Andrew Black sits at a white desk during a Sackville town council meeting with a Canadian flag behind him and a lap top and microphone in front of him
Coun. Andrew Black said Sackville is considering removing the bylaw provisions that ban skateboards on the streets. Photo courtesy of Bruce Wark.
Erica Butler - CHMA - SackvilleNB | 11-02-2021

Sackville town council is considering doing away with bylaw provisions that ban skateboards on town streets.

Coun. Andrew Black sits on the Policy and By-law Committee, which brought an amended Street Traffic bylaw forward at this past Monday’s council meeting. He says the discussion around amending the bylaw started back in September.

“A number of people had noticed a number of skateboarders in town,” says Black. “And we’ve had an anti-skateboard by-law on the books for quite some time. So we just started throwing around the idea of bringing it forward to council again, and seeing if there was any interest in changing it.”

Black says that the issue is longstanding, and has been mentioned in years past, when improvements to the skatepark were being discussed.

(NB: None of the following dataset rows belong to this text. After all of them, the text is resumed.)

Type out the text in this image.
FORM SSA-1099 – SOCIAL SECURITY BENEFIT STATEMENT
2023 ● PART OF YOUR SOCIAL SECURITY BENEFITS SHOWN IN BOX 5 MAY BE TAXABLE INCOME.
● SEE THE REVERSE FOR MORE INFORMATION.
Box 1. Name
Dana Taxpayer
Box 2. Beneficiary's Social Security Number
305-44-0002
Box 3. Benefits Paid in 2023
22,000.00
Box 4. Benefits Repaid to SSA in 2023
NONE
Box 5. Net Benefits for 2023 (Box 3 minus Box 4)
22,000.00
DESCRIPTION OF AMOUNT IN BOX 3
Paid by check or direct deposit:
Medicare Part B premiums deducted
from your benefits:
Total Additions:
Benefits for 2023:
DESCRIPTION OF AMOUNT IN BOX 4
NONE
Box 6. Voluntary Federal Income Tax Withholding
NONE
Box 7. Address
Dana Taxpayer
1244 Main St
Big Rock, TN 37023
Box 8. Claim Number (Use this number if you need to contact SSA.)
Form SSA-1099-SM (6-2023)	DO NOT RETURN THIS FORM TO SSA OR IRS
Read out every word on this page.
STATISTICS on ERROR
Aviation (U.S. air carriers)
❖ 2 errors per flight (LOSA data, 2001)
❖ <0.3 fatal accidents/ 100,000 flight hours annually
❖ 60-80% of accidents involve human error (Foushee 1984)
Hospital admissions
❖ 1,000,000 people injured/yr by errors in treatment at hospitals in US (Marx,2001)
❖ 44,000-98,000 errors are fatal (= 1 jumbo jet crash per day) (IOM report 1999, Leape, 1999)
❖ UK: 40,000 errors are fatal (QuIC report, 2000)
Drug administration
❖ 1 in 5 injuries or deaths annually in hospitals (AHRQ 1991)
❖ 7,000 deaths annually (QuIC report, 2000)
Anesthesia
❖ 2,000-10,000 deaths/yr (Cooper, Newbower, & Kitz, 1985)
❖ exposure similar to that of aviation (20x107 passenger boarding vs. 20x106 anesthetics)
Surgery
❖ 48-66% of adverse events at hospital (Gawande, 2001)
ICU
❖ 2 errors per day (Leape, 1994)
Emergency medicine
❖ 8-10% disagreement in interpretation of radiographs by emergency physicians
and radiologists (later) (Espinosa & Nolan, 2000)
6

“Every time skateboards came up, it seemed to be either myself or a couple other councillors who mentioned how silly it was to have an anti-skateboard bylaw on the books," he adds.

Black is a skateboarder himself, and says it’s odd to have a bylaw banning a mode of transportation.

“We talk about how Sackville wants to be an active community,” says Black. “There’s a stress for people to be able to get around without using vehicles, and to have a healthy lifestyle in Sackville. And skateboarding is certainly one of those modes of transportation where you don’t need to rely on fossil fuels, you can just get around by yourself, which is certainly something to be celebrated.”

Black says he’s confident there are people who would use skateboards to get around, if there weren’t a by-law prohibiting them from doing so.

“I’ve seen lots of people walk their skateboards from their house to the skate park in recognition of the bylaw, which is commendable,” says Black. “But I’m sure they would love to be able to skate on the streets just as a bike would, or rollerblades for that matter.”

The committee consulted the local RCMP, who had no issue with the idea of scrapping the law, says Black. For simplicity’s sake, the committee decided to simply strike the portion of the bylaw banning skateboards, and add the mode in with the sections covering bicycles and rollerblades. That means skateboards, like bikes and inline skates, are allowed on streets but not on sidewalks in town and helmets must be worn while using them.

The proposed amendment will come back to council next month, says Black, and most likely get a second and third reading at that time.

Black says that once the bylaw is changed, he will likely be one of the people taking advantage of it, as he did before he knew that bylaw existed.

“It used to be, before I was on council, that I would longboard to work,” says Black. “I got pulled over by an RCMP officer, one of the officers that I knew from Sackville, and he said, Andrew, you know, you’re not allowed to skateboard on the streets. At the time, I didn’t know that, and I made a joke and said, well, it’s not a skateboard, it’s a longboard, which he didn’t find particularly funny. He gave me warning, and that was the end of that.”

“So will it change things for me? Yeah, I’d love to be able to longboard more in town, and be okay with it, and feel comfortable doing that,” says Black.

Town council’s next regular meeting is March 8, with a discussion meeting happening the week before on March 1.